E perante estes elementos descritivos, a questão a por, em termos de valor probatório, é essencialmente esta: como se prova a ida a uma consulta médica ou a realização de um determinado tratamento clínico e respectivo custo? A resposta parece óbvia: prova-se com a exibição do respectivo recibo que identifique o prestador do serviço, a pessoa assistida, o acto clínico efectivamente prestado, a data, e o preço pago e que contenha a assinatura. É assim para justificar uma falta ao trabalho por esse motivo, ou para ser reembolsado pelo respectivo sistema de saúde, ou para receber abono da segurança social, ou ainda para efeitos fiscais. Então, porque é que não há-de ser também assim para efeitos judiciais, se o sistema de prova que vigora neste domínio é livre?...

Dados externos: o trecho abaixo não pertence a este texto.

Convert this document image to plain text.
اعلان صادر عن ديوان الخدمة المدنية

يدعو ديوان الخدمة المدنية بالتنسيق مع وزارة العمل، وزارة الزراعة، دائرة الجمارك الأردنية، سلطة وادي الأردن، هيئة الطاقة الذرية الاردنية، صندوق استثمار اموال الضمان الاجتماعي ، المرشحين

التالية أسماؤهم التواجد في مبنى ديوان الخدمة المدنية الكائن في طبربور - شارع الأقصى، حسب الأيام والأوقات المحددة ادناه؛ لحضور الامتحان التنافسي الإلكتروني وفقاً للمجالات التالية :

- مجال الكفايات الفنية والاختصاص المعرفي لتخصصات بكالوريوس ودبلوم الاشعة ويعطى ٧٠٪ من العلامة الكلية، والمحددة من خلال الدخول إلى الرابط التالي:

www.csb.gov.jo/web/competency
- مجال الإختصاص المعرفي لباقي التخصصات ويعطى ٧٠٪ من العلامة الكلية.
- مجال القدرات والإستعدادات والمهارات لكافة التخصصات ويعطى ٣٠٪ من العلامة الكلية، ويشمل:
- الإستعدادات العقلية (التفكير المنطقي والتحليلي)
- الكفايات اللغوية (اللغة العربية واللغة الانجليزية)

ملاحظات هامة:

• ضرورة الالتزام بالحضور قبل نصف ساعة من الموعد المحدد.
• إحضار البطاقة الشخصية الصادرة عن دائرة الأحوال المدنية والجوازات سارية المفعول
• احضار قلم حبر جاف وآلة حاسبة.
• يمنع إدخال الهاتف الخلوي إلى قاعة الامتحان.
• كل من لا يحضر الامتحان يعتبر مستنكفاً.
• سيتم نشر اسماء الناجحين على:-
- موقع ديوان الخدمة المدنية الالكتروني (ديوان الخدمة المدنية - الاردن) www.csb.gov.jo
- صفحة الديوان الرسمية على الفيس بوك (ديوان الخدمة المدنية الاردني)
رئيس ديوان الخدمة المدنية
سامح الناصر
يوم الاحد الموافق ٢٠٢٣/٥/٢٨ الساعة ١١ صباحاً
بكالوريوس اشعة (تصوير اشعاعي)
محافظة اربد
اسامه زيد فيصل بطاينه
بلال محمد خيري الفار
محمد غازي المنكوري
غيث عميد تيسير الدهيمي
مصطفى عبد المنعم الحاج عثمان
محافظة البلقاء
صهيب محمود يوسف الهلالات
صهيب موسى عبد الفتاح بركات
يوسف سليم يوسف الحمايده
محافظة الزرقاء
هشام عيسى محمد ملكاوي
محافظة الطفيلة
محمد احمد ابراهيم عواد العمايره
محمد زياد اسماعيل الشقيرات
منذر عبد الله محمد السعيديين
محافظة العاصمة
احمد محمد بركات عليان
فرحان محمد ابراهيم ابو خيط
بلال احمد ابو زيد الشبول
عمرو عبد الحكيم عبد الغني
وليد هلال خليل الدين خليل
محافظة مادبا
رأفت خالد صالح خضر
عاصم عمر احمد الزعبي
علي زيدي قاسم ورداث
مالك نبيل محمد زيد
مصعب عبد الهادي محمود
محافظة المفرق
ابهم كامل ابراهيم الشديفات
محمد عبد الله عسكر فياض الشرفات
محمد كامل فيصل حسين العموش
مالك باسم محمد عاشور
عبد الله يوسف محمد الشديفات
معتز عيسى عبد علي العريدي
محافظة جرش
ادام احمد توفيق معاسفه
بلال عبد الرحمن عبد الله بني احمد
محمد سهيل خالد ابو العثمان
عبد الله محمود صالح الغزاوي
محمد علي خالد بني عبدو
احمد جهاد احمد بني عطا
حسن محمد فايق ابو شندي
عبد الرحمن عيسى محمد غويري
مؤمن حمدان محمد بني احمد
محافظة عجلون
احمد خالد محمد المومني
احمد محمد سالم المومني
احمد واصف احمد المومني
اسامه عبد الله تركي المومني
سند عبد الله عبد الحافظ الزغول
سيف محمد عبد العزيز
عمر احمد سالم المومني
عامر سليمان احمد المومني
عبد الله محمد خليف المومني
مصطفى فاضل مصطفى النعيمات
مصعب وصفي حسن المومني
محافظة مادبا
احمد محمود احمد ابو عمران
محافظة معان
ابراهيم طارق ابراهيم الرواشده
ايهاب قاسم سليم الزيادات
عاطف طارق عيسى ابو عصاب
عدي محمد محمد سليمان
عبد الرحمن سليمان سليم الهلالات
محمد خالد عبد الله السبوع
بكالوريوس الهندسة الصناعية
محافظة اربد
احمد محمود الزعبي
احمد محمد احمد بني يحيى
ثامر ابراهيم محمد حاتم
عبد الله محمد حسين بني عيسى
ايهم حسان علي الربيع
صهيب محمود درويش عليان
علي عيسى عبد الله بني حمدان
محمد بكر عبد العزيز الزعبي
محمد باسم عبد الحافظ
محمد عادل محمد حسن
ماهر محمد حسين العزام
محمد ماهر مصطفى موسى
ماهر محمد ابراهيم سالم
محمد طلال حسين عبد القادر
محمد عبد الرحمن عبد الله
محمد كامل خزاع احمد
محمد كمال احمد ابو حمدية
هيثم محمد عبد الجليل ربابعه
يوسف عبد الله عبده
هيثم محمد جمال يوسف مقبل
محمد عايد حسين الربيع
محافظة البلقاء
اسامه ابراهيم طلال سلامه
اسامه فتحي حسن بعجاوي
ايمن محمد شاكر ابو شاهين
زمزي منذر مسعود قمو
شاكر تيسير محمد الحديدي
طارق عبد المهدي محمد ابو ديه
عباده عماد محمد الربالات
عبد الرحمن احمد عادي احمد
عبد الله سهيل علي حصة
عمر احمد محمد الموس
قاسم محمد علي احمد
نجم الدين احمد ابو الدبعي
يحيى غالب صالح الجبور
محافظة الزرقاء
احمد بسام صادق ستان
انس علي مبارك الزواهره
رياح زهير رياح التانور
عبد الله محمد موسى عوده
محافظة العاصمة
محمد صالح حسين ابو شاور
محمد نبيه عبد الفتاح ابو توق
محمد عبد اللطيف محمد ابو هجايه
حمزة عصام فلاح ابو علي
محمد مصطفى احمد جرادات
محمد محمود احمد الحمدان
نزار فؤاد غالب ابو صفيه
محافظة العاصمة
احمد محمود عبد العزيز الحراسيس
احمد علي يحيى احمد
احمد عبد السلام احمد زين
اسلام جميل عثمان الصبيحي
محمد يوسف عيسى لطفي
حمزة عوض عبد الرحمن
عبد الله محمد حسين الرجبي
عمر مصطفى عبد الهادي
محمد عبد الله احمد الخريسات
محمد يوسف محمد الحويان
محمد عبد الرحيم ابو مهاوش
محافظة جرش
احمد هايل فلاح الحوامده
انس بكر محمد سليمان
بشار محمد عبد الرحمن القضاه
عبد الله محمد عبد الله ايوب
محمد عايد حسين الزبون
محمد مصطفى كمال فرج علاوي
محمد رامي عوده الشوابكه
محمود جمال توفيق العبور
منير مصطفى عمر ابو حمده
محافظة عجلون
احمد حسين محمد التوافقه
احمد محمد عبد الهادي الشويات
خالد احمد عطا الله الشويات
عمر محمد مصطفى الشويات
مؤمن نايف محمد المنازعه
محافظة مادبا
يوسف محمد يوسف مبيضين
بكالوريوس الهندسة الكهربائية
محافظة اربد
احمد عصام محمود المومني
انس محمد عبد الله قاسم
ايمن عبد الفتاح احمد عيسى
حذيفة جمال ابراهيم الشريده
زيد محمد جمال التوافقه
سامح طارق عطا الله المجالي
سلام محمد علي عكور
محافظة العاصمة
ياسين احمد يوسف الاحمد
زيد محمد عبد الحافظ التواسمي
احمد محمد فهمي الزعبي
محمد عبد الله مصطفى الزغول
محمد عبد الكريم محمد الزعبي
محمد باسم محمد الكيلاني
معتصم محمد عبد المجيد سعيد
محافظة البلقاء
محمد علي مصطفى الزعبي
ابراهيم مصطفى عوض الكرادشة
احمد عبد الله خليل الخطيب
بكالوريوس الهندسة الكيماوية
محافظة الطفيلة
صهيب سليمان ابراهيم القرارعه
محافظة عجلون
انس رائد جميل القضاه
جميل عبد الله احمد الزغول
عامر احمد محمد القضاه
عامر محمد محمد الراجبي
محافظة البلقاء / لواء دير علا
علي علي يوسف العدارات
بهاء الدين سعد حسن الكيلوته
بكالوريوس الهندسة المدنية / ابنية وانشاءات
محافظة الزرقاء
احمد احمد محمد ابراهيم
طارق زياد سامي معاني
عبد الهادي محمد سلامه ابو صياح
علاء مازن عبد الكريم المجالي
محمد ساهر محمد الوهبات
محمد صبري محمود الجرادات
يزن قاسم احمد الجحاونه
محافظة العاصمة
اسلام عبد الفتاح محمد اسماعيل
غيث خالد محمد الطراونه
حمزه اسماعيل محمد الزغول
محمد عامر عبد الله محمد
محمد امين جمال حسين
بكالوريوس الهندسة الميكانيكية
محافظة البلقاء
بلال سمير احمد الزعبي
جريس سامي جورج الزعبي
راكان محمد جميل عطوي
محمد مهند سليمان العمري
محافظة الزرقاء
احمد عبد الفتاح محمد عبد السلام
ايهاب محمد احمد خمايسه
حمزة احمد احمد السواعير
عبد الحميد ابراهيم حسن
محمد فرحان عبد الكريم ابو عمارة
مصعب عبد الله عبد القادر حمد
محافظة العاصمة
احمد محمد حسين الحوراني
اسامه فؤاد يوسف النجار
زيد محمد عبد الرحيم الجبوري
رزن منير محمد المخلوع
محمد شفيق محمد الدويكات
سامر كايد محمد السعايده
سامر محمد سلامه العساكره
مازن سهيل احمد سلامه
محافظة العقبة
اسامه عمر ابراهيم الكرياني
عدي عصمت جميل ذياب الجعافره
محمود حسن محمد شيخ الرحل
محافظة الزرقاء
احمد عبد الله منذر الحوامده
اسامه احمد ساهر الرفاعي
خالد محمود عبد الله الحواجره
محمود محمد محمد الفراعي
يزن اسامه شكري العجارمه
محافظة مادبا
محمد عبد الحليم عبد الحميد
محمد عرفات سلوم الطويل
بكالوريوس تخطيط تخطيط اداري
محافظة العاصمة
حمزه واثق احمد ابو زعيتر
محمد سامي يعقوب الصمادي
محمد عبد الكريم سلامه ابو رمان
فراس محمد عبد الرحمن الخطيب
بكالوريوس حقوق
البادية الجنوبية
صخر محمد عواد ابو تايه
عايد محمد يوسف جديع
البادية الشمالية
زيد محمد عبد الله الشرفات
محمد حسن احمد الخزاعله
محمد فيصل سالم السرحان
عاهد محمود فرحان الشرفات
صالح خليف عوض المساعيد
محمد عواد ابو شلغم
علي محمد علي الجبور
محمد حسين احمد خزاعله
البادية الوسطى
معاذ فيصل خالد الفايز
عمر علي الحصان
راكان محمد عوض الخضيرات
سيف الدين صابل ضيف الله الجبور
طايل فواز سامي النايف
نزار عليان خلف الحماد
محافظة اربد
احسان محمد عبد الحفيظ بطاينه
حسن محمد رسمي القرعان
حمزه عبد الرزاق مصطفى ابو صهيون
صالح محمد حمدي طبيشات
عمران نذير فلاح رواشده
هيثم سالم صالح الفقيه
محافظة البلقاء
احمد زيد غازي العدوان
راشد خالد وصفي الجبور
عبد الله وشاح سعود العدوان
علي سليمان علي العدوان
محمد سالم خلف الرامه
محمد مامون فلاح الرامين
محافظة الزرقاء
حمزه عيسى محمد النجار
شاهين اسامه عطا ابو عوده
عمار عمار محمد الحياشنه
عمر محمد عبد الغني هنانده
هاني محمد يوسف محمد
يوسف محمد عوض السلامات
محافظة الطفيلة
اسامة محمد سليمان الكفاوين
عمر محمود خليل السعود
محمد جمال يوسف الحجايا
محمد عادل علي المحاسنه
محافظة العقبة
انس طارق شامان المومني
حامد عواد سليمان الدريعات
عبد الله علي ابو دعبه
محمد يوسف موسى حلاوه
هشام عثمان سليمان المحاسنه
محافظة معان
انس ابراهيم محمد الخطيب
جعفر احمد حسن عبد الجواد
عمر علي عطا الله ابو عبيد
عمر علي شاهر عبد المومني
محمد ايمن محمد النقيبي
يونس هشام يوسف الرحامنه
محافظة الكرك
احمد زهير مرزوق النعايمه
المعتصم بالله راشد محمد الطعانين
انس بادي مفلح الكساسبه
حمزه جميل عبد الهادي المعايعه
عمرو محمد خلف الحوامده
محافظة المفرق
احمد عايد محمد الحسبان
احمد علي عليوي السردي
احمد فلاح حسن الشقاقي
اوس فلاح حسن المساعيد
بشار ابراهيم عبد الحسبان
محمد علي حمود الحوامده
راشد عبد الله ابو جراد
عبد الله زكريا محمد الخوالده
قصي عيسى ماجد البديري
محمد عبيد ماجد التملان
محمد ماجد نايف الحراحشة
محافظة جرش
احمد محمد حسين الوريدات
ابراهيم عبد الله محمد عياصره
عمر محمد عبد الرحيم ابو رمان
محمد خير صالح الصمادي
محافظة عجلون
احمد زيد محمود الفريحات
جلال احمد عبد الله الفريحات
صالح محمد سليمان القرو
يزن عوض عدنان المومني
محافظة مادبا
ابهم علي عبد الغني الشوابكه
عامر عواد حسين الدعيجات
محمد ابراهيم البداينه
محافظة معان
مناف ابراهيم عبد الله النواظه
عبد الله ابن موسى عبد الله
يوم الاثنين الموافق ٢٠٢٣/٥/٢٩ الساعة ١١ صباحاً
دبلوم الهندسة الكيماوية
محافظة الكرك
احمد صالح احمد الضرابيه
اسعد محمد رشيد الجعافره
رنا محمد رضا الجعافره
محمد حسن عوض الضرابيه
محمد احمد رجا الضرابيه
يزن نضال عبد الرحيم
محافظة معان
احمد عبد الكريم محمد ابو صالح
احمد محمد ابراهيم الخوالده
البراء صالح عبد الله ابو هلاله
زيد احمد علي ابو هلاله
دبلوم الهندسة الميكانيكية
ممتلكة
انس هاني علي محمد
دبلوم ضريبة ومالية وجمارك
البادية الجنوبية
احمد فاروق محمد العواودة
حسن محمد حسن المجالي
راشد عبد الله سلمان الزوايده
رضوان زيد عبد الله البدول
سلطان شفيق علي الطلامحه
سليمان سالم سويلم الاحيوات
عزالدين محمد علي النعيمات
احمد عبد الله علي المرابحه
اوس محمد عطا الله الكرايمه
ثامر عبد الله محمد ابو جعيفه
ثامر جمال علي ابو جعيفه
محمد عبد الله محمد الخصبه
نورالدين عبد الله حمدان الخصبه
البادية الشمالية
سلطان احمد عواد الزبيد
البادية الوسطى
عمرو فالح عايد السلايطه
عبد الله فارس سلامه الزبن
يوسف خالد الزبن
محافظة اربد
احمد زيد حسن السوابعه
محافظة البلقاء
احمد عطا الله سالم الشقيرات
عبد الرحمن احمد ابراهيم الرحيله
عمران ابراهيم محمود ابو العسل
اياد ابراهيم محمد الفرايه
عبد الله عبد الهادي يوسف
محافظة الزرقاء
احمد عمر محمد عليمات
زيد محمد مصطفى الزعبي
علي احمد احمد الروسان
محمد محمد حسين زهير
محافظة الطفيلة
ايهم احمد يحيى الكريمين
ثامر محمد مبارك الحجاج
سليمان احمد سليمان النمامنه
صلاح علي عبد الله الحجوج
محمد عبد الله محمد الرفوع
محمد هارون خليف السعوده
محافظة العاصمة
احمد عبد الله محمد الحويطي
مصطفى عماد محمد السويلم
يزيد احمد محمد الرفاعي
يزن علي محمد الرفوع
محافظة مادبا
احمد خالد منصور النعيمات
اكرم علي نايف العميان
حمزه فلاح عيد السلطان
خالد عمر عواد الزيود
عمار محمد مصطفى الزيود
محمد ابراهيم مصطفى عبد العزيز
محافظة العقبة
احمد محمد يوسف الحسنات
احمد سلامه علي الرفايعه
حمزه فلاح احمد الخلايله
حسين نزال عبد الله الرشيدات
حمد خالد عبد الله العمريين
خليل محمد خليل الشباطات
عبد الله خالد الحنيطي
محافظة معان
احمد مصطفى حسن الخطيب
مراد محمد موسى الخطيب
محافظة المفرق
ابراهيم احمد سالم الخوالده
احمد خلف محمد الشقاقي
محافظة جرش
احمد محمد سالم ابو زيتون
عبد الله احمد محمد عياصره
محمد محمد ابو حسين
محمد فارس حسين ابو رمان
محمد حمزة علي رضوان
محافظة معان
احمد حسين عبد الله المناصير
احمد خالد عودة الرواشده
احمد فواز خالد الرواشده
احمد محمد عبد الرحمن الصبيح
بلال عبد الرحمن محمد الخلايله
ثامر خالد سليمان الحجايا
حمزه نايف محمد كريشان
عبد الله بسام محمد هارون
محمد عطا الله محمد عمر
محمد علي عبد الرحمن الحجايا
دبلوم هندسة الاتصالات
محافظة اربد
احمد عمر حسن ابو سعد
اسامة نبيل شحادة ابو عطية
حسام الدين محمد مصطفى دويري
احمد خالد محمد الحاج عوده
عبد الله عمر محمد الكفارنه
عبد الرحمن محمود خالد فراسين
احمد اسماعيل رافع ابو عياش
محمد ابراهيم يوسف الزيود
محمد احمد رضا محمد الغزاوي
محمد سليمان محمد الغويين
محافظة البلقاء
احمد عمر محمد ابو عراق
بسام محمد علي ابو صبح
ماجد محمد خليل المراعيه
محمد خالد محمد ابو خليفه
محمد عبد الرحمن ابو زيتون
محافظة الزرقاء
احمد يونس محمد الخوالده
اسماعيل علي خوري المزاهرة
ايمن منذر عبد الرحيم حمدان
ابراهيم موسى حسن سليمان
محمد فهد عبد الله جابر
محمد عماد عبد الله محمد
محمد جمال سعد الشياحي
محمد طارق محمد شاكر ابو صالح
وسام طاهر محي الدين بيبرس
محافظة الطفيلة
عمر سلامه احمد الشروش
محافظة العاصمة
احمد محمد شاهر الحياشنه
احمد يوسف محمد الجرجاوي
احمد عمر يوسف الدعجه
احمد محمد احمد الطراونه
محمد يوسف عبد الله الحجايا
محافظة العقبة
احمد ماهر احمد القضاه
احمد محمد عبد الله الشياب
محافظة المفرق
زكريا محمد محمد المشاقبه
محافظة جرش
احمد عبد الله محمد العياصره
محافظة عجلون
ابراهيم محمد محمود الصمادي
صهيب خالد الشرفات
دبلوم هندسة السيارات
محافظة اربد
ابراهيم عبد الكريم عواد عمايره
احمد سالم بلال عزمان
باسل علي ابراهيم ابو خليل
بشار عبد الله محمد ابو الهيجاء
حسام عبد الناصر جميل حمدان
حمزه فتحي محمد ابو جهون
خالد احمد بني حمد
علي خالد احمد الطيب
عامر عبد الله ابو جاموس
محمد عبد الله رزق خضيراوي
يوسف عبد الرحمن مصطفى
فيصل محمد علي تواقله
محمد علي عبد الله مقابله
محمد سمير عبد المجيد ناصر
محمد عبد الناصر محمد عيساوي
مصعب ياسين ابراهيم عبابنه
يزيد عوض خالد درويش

É certo que se trata de documentos emitidos em língua francesa. O que também é compreensível, pela razão de que foram emitidos em França, onde então residia o autor, por médicos franceses, por serviços prestados em França e pagos em moeda francesa. Mas a lei processual portuguesa permite a junção e valoração de documentos em língua estrangeira. E só impõe a tradução quando "o juiz, oficiosamente, ou a requerimento de alguma das partes" entenda que os documentos "careçam de tradução" e "ordena que o apresentante a junte" (art. 140.º, n.º 1, do Código de Processo Civil). Este regime já vem do Código de Processo Civil de 1939 e o Prof. ALBERTO DOS REIS já dizia que "fica ao prudente arbítrio do Juiz mandar ou não fazer a tradução", porque "a língua do documento pode ser de tal modo familiar às partes e ao tribunal que a tradução se torne absolutamente desnecessária" (em Comentário ao Código de Processo Civil, vol. 2.º, Coimbra Editora, 1945, p. 41). É também essa a opinião actualizada do Prof. LEBRE DE FREITAS, em Código de Processo Civil Anotado, vol. 1.º, 2.ª edição, Coimbra Editora, 2008, p. 256.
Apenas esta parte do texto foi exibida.